Just joined the forum. I've been a DisplayLink user for a year, and been happy with it. I was wondering, how much of a real-world difference does it make, if I connect the dock to a 5 Gbit/s or a 10 Gbit/s USB-C port?

I've got a TB3 monitor which offers 5 Gbit/s USB-C ports. DisplayLink works fine on those. Alternatively, I could connect the dock directly to the Mac, giving it 10 Gbit/s. But then I have to connect two cables instead of one when docking and undocking. Fewer would be better.

1. What kind of differences, and under what conditions, should I expect between these two choices? Obviously "more bandwidth is better" in a general sense. But frankly, I don't see much of a difference. But are there specific example scenarios and workloads in which it starts to matter?

2. What kind of Gbit/s bandwidth does two 1080p 60 Hz monitors require from the video signal alone? What about 2x 4k at 60 Hz? I'm wondering how much is then left for Ethernet and possibly a USB drive attached to the dock.

3. What are the symptoms of the bandwidth getting saturated? Does DisplayLink lose frames, or quality, or both, when it has to work around degraded conditions?

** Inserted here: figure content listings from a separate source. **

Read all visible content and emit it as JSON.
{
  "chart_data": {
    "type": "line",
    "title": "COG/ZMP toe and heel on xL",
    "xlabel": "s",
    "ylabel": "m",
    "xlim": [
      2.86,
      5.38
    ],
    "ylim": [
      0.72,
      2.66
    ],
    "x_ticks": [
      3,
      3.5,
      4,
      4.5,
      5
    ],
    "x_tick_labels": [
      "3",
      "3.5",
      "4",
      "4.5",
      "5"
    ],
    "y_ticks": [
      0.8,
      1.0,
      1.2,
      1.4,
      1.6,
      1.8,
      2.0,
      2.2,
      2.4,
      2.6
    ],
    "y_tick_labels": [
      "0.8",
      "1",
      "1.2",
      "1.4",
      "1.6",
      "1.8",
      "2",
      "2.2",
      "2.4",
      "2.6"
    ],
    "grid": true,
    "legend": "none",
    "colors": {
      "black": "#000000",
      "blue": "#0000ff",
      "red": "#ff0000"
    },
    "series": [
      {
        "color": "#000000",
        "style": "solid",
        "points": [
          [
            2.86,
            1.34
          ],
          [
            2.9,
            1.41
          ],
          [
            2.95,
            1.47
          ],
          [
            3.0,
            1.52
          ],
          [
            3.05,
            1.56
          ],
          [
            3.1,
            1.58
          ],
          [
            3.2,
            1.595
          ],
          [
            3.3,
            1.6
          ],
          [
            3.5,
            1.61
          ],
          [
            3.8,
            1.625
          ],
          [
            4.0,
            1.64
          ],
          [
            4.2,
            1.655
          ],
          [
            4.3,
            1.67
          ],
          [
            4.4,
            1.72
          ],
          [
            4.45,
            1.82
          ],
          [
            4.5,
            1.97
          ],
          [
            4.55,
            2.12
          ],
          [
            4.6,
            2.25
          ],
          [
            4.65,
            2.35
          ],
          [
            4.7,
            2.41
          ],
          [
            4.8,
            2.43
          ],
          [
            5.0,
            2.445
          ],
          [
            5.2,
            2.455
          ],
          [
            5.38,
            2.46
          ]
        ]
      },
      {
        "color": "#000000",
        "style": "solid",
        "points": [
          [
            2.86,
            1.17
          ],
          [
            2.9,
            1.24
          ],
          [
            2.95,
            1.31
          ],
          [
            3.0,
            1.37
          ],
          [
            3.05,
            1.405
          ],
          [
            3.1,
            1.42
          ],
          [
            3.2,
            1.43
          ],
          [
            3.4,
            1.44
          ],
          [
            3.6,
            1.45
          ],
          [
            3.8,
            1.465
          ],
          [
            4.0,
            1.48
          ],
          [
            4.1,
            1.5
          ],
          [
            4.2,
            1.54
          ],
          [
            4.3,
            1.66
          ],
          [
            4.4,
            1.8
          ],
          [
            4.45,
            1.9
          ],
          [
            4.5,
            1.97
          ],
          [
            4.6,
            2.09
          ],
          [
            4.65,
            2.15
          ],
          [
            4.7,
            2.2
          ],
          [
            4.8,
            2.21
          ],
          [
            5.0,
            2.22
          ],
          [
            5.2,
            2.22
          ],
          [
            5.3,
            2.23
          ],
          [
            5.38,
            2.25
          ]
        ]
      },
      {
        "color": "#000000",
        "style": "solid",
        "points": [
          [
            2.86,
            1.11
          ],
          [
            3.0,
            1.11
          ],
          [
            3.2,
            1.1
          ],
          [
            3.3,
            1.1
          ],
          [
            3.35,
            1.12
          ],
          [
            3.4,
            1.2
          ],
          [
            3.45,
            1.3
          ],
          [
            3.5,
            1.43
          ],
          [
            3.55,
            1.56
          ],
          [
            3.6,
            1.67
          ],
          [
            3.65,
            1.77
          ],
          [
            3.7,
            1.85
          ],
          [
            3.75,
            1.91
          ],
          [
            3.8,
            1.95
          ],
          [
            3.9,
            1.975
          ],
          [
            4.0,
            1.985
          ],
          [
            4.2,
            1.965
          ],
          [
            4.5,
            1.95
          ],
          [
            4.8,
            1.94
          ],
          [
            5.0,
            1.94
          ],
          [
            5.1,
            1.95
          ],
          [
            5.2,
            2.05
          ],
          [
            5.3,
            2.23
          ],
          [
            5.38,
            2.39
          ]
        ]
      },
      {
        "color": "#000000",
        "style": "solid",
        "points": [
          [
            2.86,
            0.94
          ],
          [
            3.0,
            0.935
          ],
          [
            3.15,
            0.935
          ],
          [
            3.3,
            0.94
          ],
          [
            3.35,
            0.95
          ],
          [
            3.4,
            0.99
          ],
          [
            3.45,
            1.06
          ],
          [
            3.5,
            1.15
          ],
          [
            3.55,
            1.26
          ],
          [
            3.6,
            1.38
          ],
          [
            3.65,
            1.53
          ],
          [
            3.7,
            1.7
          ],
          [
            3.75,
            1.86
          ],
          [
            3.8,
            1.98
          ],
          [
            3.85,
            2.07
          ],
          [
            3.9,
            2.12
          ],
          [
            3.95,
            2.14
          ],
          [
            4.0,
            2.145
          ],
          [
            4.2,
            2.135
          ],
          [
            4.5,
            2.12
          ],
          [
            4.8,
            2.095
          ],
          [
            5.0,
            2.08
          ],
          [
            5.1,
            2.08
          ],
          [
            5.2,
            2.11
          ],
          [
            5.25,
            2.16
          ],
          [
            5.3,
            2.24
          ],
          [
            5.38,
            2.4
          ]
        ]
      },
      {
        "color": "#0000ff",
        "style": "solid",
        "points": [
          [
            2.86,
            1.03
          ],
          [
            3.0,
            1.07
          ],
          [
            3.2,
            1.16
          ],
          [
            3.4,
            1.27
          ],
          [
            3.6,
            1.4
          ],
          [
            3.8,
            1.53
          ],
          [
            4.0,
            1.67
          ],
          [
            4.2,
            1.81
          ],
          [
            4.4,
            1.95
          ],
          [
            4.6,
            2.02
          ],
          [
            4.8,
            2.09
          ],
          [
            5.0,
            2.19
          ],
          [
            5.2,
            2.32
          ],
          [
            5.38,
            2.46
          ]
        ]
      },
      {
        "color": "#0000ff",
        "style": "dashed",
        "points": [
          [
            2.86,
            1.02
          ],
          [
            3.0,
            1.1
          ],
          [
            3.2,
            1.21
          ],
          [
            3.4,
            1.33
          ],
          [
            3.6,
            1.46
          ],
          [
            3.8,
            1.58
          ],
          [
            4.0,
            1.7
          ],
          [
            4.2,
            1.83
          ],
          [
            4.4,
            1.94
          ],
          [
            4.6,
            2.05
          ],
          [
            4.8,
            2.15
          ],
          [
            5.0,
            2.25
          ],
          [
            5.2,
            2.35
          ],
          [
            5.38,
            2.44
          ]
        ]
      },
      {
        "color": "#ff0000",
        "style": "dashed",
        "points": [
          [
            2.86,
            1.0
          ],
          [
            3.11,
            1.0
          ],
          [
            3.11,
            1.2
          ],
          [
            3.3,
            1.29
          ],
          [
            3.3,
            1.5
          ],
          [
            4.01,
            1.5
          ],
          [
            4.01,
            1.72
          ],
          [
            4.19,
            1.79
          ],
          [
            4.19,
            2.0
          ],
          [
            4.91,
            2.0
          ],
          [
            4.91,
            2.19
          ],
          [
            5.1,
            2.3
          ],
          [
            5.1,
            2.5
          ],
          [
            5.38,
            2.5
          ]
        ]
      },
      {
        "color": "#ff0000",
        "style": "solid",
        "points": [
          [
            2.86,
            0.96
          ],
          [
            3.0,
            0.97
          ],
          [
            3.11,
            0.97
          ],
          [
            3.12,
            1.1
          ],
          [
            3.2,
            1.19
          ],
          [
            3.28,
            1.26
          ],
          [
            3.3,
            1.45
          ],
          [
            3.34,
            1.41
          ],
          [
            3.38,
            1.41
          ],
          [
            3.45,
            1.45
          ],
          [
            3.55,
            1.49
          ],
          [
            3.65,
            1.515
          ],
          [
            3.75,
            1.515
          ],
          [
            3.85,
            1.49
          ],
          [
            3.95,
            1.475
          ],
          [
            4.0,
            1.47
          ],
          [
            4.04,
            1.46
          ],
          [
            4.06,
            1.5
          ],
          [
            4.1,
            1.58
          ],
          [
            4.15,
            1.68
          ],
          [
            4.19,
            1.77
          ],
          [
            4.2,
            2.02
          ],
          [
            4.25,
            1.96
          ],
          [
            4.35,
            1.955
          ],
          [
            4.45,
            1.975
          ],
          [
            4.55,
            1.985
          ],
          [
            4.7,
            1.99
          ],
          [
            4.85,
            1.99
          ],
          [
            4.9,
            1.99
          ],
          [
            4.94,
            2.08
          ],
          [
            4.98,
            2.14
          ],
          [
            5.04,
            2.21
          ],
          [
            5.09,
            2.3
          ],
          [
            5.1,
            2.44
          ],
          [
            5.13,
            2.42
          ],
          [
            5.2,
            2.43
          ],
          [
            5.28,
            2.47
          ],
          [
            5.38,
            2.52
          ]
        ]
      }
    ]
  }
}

Overall, I'm wondering, what it actually is that moves in that cable. I bet it's not a regular video signal, otherwise why have a DisplayLink chip inside the dock. What kind of wizardy does the chip actually do, if you don't mind me asking?

All that said, I'm constantly surprised how well this solution works. Using a Lenovo dock from 2018-2019.

Last edited by jupiterbee; 10-20-2021 at 12:10 PM.